Let’s be clear about what happened hear. While not as well-known or flamboyant as Donald Trump, the Durst family is one of the largest commercial real estate developers in New York City, if not the nation. When they ran into two building owners who realized that the laws of supply and demand gave them an advantage, thus refusing to sell at a rock-bottom price, they called on their cronies at Gracie Mansion and in Albany to forcibly take their property from them. Now, I’m sure that the owners of those buildings are quite different from the Kelo’s and other citizens of New London who were the subject of last year’s Supreme Court decision, but theft is theft and that’s exactly what this is.
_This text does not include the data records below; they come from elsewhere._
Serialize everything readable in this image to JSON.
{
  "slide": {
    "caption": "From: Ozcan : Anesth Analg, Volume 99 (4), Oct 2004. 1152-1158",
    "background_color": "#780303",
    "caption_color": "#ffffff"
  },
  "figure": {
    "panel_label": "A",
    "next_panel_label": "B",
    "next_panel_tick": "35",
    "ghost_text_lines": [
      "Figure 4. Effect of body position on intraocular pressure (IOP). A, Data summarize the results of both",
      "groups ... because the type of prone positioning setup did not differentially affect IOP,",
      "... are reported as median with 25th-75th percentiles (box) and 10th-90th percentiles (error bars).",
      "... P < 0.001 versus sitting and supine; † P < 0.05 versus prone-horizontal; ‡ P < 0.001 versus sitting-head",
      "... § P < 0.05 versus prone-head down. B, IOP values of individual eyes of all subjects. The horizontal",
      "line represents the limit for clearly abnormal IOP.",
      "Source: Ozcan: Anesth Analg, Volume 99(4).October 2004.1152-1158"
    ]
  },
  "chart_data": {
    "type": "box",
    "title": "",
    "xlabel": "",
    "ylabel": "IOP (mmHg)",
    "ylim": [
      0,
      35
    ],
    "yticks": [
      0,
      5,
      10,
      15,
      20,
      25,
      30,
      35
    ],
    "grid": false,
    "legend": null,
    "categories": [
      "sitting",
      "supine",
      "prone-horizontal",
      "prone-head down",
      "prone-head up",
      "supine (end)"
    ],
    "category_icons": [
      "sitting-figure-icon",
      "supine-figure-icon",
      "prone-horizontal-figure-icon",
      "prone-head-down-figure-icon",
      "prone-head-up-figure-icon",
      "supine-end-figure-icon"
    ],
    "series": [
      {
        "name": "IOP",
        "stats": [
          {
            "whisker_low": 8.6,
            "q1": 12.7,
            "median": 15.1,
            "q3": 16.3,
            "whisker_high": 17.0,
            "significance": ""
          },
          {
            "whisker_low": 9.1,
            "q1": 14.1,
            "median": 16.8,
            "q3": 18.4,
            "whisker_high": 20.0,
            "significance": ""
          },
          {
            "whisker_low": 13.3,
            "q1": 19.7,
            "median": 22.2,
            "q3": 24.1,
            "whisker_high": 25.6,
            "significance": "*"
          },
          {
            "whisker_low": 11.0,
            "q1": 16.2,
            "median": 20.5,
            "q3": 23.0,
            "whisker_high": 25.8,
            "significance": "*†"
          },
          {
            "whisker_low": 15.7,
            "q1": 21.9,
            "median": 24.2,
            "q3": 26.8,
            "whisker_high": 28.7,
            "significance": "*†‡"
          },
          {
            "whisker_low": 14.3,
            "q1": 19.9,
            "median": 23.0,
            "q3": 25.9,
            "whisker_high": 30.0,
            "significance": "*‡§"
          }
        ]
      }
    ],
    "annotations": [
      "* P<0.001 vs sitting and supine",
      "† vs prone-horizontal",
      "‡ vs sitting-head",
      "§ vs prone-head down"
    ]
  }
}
What is more interesting, though, is the extent to which the use of eminent domain has become common place in the commercial real estate development business. With the backlash that has come from Kelo, however, the article goes on to point out the delicate situation that developers and government officials find themselves in:
Using eminent domain for private projects has long been a divisive issue, but never more so since the Supreme Court upheld the right of officials in New London, Conn., to condemn homes and businesses to increase the tax base of one of the state’s poorest cities.
That decision, coupled with reports of abuses in places like the predominantly African-American community of Riviera Beach, Fla., where plans called for replacing thousands of homes with upscale condos, has prompted a onslaught of legislation, both federal and state.
In other words, when Kelo was handed down, ordinary Americans began to realize what was happening and what could happen to their property. They responded by pressuring their elected representatives to do something about it:
In November, the House of Representatives approved a bill by F. James Sensenbrenner Jr., Republican of Wisconsin, that would penalize government agencies for using condemnation powers for private projects by denying them economic development funds for two years. Legislation has been introduced in 27 states, and more is coming, said Larry Morandi, the director of the environment, energy and transportation program of the National Conference of State Legislatures
That hasn’t stopped them from trying to justify what they’ve done, of course:
But around the country, developers and city officials say weakening or destroying the power to condemn property will seriously undermine efforts to rehabilitate decaying cities and might even hinder the rebuilding of New Orleans. Without eminent domain, the Inner Harbor, which played an essential role in Baltimore’s success in building its tourist industry, could not have been redeveloped, said Ralph S. Tyler, the city solicitor.
The fact that you stole someone’s property to do it doesn’t matter does it ? Apparently not.
One business group that has opposed restrictions on eminent domain is the Partnership for New York City, whose members include most of the city’s top developers. Kathryn S. Wylde, the president and chief executive of the group, said her members opposed any efforts to alter condemnation procedures through federal or state legislation. “When you add restrictions on development, you are never quite sure what the results are going to be,” she said. “We want to avoid political reaction to an issue that adds more problems and obstacles to economic growth.”
Hmmm, and when you create a legal environment where people’s property can be taken away from them on the whim of a government official who happens to be in the pocket of a big developer what kind of result will that create Ms. Wylde ?
If one thing is clear from this article it is that these commercial developers have become dependent upon the government to get them the land they need to build their projects, and politicans have become dependent on campaign contributions from the developers. The end result is a world where your property isn’t really yours anymore.